Comment réussit-on une insertion architecturale à Montréal? Une nouvelle habitation doit-elle se confondre avec les immeubles anciens? L'architecture contemporaine est-elle irrespectueuse du patrimoine? Et qu'en est-il de l'innovation? Plusieurs experts nous donnent leur point de vue.

Jacques Lachapelle

Professeur titulaire à l'École d'architecture de l'Université de Montréal.

«Pour certains, la modernité demeure encore associée au bulldozer et à la destruction de quartiers. Mais en marge de cette approche radicale, qui remonte à la première moitié du siècle dernier, une réflexion a été portée sur la question de l'insertion. Les architectes se sont demandé comment intégrer des constructions nouvelles tout en observant l'environnement. Une bonne intégration exige un dialogue entre le nouveau et l'ancien. Bien sûr, il faut sauvegarder les oeuvres du passé qui le méritent - tous les bâtiments anciens ne sont pas égaux -, mais nous devons aussi saluer les architectes contemporains qui tentent d'insuffler un peu d'innovation dans une ville. Ceux-ci devraient avoir la chance de présenter des projets différents. Certains seront plus forts que d'autres, mais Montréal n'est pas constitué que de chefs-d'oeuvre!»

Danita Rooyakkers

Conceptrice chez BUILD. Elle réalise de l'insertion architecturale à Montréal depuis 15 ans.

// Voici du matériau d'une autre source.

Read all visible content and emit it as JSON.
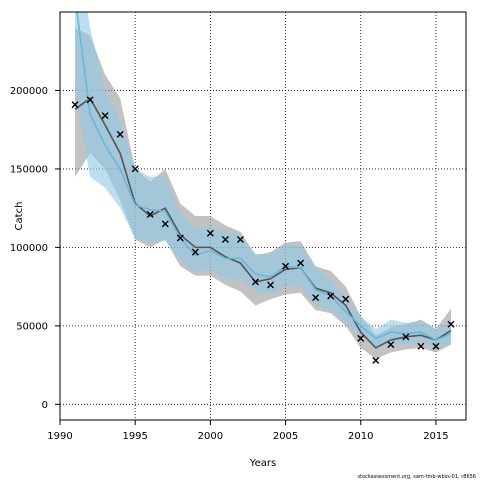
{
  "chart_data": {
    "type": "line",
    "xlabel": "Years",
    "ylabel": "Catch",
    "xlim": [
      1990,
      2017
    ],
    "ylim": [
      -10000,
      250000
    ],
    "x_ticks": [
      1990,
      1995,
      2000,
      2005,
      2010,
      2015
    ],
    "y_ticks": [
      0,
      50000,
      100000,
      150000,
      200000
    ],
    "grid": true,
    "grid_style": "dotted",
    "credit": "stockassessment.org, sam-tmb-wbss-01, r8656",
    "series": [
      {
        "kind": "estimate_with_ci",
        "color": "#555555",
        "band_color": "#999999",
        "x": [
          1991,
          1992,
          1993,
          1994,
          1995,
          1996,
          1997,
          1998,
          1999,
          2000,
          2001,
          2002,
          2003,
          2004,
          2005,
          2006,
          2007,
          2008,
          2009,
          2010,
          2011,
          2012,
          2013,
          2014,
          2015,
          2016
        ],
        "y": [
          188000,
          195000,
          178000,
          160000,
          128000,
          120000,
          125000,
          108000,
          100000,
          100000,
          94000,
          90000,
          78000,
          80000,
          86000,
          87000,
          74000,
          71000,
          63000,
          46000,
          36000,
          41000,
          43000,
          44000,
          41000,
          47000
        ],
        "lower": [
          145000,
          160000,
          150000,
          130000,
          105000,
          100000,
          105000,
          88000,
          82000,
          82000,
          76000,
          72000,
          63000,
          67000,
          70000,
          71000,
          60000,
          58000,
          50000,
          36000,
          29000,
          33000,
          35000,
          36000,
          33000,
          38000
        ],
        "upper": [
          240000,
          235000,
          210000,
          195000,
          150000,
          142000,
          150000,
          128000,
          120000,
          120000,
          114000,
          110000,
          95000,
          97000,
          103000,
          104000,
          88000,
          85000,
          75000,
          56000,
          44000,
          49000,
          51000,
          54000,
          48000,
          61000
        ]
      },
      {
        "kind": "estimate_with_ci",
        "color": "#6bb5dc",
        "band_color": "#8fc8e8",
        "x": [
          1991,
          1992,
          1993,
          1994,
          1995,
          1996,
          1997,
          1998,
          1999,
          2000,
          2001,
          2002,
          2003,
          2004,
          2005,
          2006,
          2007,
          2008,
          2009,
          2010,
          2011,
          2012,
          2013,
          2014,
          2015,
          2016
        ],
        "y": [
          260000,
          185000,
          165000,
          150000,
          127000,
          124000,
          123000,
          106000,
          95000,
          98000,
          93000,
          93000,
          83000,
          81000,
          88000,
          87000,
          73000,
          69000,
          59000,
          50000,
          42000,
          46000,
          45000,
          46000,
          41000,
          45000
        ],
        "lower": [
          200000,
          145000,
          138000,
          125000,
          106000,
          103000,
          104000,
          92000,
          84000,
          86000,
          80000,
          80000,
          72000,
          70000,
          76000,
          75000,
          63000,
          60000,
          52000,
          44000,
          36000,
          39000,
          38000,
          40000,
          36000,
          38000
        ],
        "upper": [
          300000,
          240000,
          200000,
          180000,
          150000,
          145000,
          145000,
          122000,
          112000,
          113000,
          110000,
          108000,
          96000,
          95000,
          102000,
          101000,
          87000,
          80000,
          68000,
          56000,
          48000,
          54000,
          52000,
          53000,
          48000,
          53000
        ]
      },
      {
        "kind": "observed",
        "marker": "x",
        "color": "#000000",
        "x": [
          1991,
          1992,
          1993,
          1994,
          1995,
          1996,
          1997,
          1998,
          1999,
          2000,
          2001,
          2002,
          2003,
          2004,
          2005,
          2006,
          2007,
          2008,
          2009,
          2010,
          2011,
          2012,
          2013,
          2014,
          2015,
          2016
        ],
        "y": [
          191000,
          194000,
          184000,
          172000,
          150000,
          121000,
          115000,
          106000,
          97000,
          109000,
          105000,
          105000,
          78000,
          76000,
          88000,
          90000,
          68000,
          69000,
          67000,
          42000,
          28000,
          38000,
          43000,
          37000,
          37000,
          51000
        ]
      }
    ]
  }
}
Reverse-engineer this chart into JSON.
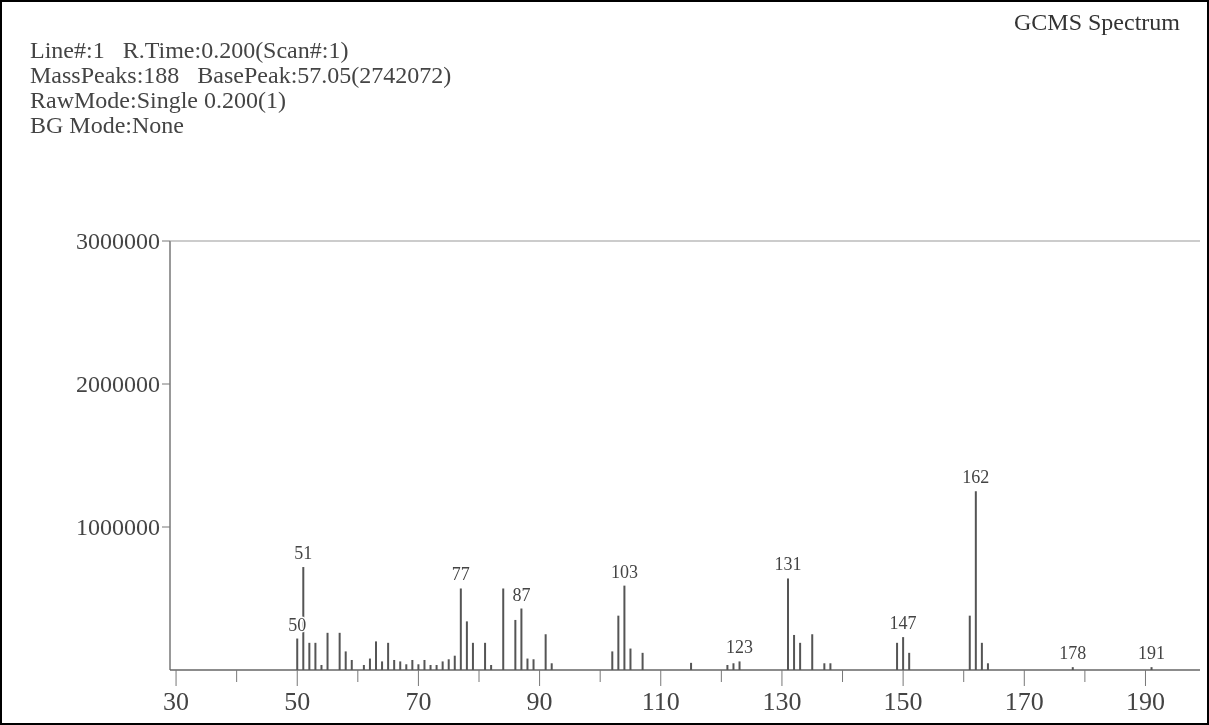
{
  "chart_data": {
    "type": "bar",
    "title": "GCMS Spectrum",
    "annotations": [
      "Line#:1   R.Time:0.200(Scan#:1)",
      "MassPeaks:188   BasePeak:57.05(2742072)",
      "RawMode:Single 0.200(1)",
      "BG Mode:None",
      {
        "text": "50",
        "x": 50,
        "y": 220000
      },
      {
        "text": "51",
        "x": 51,
        "y": 720000
      },
      {
        "text": "77",
        "x": 77,
        "y": 570000
      },
      {
        "text": "87",
        "x": 87,
        "y": 430000
      },
      {
        "text": "103",
        "x": 104,
        "y": 590000
      },
      {
        "text": "123",
        "x": 123,
        "y": 60000
      },
      {
        "text": "131",
        "x": 131,
        "y": 640000
      },
      {
        "text": "147",
        "x": 150,
        "y": 230000
      },
      {
        "text": "162",
        "x": 162,
        "y": 1250000
      },
      {
        "text": "178",
        "x": 178,
        "y": 20000
      },
      {
        "text": "191",
        "x": 191,
        "y": 20000
      }
    ],
    "x": [
      50,
      51,
      52,
      53,
      54,
      55,
      57,
      58,
      59,
      61,
      62,
      63,
      64,
      65,
      66,
      67,
      68,
      69,
      70,
      71,
      72,
      73,
      74,
      75,
      76,
      77,
      78,
      79,
      81,
      82,
      84,
      86,
      87,
      88,
      89,
      91,
      92,
      102,
      103,
      104,
      105,
      107,
      115,
      121,
      122,
      123,
      131,
      132,
      133,
      135,
      137,
      138,
      149,
      150,
      151,
      161,
      162,
      163,
      164,
      178,
      191
    ],
    "values": [
      220000,
      720000,
      190000,
      190000,
      35000,
      260000,
      260000,
      130000,
      70000,
      35000,
      80000,
      200000,
      60000,
      190000,
      70000,
      60000,
      40000,
      70000,
      40000,
      70000,
      35000,
      35000,
      60000,
      75000,
      100000,
      570000,
      340000,
      190000,
      190000,
      35000,
      570000,
      350000,
      430000,
      80000,
      75000,
      250000,
      47000,
      130000,
      380000,
      590000,
      150000,
      120000,
      50000,
      35000,
      47000,
      60000,
      640000,
      245000,
      190000,
      250000,
      47000,
      47000,
      190000,
      230000,
      120000,
      380000,
      1250000,
      190000,
      47000,
      20000,
      20000
    ],
    "color": "#555555",
    "xlim": [
      29,
      199
    ],
    "xticks": [
      30,
      {
        "value": 40,
        "label": null
      },
      50,
      {
        "value": 60,
        "label": null
      },
      70,
      {
        "value": 80,
        "label": null
      },
      90,
      {
        "value": 100,
        "label": null
      },
      110,
      {
        "value": 120,
        "label": null
      },
      130,
      {
        "value": 140,
        "label": null
      },
      150,
      {
        "value": 160,
        "label": null
      },
      170,
      {
        "value": 180,
        "label": null
      },
      190
    ],
    "ylim": [
      0,
      3000000
    ],
    "yticks": [
      1000000,
      2000000,
      3000000
    ]
  }
}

«Plusieurs personnes ont une idée préconçue de l'allure idéale d'une maison. Ce qui peut expliquer leur étonnement devant une habitation contemporaine. Sans compter qu'ils entretiennent bien souvent un rapport intime avec la construction résidentielle. À l'inverse, ils semblent moins touchés par la modernité des édifices commerciaux et institutionnels.»

Stéphane Rasselet

Architecte associé à l'agence _naturehumaine.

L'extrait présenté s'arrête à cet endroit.